Brian tahu ada yang tak beres dengan gadis di
hadapannya. Ada kegundahan yang berusaha dia sembunyikan. Entah tentang apa,
tentang siapa. Brian hanya tahu bahwa dia tak seperti biasanya.
Dia menatap Luna. Dalam.
Merasa diamati, Luna mengangkat wajahnya. “Brian, lo
ngapain ngeliatin gue kaya gitu sih?”
Gadis itu salah tingkah, dan berusaha membuang muka.
Namun Brian terus menghujani Luna dengan tatapan-tatapan yang meminta
penjelasan, sehingga mau tak mau pandangan mereka akhirnya bertemu. Dalam malam
yang remang, mereka hanyut dan saling memandang.
Ada hangat yang mengaliri pipi Luna. Dia tak mau
terjebak dalam situasi seperti ini. Dia juga tak mau Brian mengetahui wajahnya
telah berubah rona.
“Ehm, Brian... Lihat deh bintangnya udah keluar,” ucap
Luna gugup sambil menunjuk kilau keperakan di langit. Wajahnya berusaha tampak
antusias.
Brian mengikuti telunjuk Luna, matanya menatap langit
yang Luna tatap. Pemuda itu menghembuskan napasnya, panjang. “Oke lah. Kalo lo
nggak mau cerita sama gue soal itu, gue nggak akan maksa kok.”
“Gue rasa... emang nggak ada yang perlu diceritain.”

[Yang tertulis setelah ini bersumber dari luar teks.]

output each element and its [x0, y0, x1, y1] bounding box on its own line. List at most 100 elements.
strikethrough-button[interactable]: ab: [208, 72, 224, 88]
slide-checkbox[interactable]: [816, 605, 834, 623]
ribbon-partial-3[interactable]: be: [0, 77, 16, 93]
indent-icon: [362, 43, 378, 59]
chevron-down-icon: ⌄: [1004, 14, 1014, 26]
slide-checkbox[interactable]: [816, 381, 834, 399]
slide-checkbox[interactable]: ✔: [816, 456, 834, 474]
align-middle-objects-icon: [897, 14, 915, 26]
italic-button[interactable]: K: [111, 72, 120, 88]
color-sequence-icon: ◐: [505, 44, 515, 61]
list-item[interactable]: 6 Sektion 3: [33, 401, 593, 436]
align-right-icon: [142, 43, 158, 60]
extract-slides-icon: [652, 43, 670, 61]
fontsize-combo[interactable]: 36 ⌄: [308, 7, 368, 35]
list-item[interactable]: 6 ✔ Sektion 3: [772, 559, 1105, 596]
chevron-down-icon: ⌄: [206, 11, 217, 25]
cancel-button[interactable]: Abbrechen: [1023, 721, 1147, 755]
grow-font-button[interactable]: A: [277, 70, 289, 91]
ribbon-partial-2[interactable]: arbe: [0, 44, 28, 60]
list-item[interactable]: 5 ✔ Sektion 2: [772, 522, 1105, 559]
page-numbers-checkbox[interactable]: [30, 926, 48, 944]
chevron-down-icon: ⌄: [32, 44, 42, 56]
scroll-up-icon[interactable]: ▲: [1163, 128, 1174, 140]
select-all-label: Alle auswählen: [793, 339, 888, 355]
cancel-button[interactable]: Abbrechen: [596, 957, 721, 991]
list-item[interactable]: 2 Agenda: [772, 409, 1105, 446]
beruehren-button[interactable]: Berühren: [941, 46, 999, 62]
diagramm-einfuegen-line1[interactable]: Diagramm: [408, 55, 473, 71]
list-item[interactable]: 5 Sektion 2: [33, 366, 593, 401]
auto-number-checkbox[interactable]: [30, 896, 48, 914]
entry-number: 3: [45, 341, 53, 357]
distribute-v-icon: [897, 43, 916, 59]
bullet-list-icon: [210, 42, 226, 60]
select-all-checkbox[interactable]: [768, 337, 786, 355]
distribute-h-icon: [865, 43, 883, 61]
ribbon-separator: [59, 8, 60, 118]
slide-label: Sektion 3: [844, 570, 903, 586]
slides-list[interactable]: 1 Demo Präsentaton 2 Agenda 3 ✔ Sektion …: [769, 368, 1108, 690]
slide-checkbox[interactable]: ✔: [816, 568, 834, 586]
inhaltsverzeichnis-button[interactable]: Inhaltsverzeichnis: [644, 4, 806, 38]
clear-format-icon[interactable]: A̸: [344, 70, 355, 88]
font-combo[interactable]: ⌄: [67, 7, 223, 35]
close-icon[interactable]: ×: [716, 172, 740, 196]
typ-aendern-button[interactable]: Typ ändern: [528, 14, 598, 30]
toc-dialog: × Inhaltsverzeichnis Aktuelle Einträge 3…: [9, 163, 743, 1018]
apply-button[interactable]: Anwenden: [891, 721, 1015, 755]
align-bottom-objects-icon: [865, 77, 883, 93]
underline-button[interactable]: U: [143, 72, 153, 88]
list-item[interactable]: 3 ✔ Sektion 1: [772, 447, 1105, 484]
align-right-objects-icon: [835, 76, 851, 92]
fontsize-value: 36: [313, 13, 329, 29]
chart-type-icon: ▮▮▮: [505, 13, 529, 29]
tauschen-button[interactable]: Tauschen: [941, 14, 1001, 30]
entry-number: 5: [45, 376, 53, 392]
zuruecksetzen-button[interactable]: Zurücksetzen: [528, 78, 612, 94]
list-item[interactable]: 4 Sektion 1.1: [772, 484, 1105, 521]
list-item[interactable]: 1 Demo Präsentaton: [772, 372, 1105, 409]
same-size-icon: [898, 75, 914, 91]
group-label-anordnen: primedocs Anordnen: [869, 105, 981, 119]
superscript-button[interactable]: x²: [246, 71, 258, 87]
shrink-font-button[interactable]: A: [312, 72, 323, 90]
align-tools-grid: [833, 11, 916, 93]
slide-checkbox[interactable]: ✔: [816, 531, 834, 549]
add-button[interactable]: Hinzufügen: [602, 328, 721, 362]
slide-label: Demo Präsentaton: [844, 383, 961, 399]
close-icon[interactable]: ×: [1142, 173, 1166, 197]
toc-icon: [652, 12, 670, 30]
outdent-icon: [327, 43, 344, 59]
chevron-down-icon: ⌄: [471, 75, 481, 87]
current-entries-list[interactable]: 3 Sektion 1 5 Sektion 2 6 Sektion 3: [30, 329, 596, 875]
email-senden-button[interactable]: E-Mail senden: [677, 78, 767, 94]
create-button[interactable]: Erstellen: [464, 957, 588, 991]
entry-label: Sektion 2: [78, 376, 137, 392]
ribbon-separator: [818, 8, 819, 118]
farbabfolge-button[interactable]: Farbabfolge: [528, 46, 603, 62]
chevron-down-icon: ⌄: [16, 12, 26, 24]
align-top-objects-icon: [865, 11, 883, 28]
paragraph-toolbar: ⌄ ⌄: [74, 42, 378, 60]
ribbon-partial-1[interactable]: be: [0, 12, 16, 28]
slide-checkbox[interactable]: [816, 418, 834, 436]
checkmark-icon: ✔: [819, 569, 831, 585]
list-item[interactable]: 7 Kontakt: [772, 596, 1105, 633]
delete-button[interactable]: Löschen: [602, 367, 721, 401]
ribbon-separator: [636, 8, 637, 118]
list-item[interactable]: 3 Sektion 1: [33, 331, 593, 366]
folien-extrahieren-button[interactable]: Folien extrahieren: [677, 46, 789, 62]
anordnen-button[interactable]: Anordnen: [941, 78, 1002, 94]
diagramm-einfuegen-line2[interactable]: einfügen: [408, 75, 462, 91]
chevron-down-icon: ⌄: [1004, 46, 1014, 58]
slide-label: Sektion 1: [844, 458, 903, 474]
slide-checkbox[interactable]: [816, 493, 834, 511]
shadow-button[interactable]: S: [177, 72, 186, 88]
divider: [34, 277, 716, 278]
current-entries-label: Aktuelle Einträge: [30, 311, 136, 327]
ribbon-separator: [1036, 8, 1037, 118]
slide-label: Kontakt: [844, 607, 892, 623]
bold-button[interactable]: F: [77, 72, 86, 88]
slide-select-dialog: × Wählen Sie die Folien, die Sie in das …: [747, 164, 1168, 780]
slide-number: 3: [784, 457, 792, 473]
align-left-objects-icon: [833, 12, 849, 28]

Brian menatap Luna, lalu mengangguk pasrah menyadari
Luna belum berani terbuka padanya.
Mereka lalu kembali tenggelam dalam diam yang
menjengahkan. Angin bertiup perlahan, membuat jarak keduanya terbekukan. Mereka
membiarkan ribuan pertanyaan tetap tersimpan tanpa menemukan jawaban. Di
kejauhan kawanan titik-titik keperakan tampak bercahaya, berarak mendekati
sepasang manusia yang saling bungkam.
“Malam begitu damai.”
Luna tersentak kaget. Kontan dia melirik Brian yang
mulai membuka mulut di tempatnya.
“Di antara jutaan kerlip di sana, Alpheratz atau Sirrah
yang menjelma kepala tanpa tanduk adalah pendar paling terang di malam-malam
November yang sejuk.”
Sayup-sayup suara Brian terdengar di telinga Luna.
Apakah Luna tak salah dengar bahwa pemuda itu tengah bicara tentang bintang?
Luna termenung menatap Brian, sedang Brian tampak tak peduli. Ditatapnya lagi
bintang-bintang itu.
“Mirach bersama Sadiradra, menjelma perut dan dada,
tempat segala rasa bertemu dan menjelaga.”
Brian terus berceloteh dan Luna dengan takjub menyimak.
Meski samar, detik yang mengalir semakin membuatnya yakin bahwa Brian memang
mengingatkannya pada seseorang.
“Almach dan kerlip yang teduh, membentuk kaki dan tangan
dan seluruh tubuh, tempat segala rindu memilih tempat untuk berlabuh.”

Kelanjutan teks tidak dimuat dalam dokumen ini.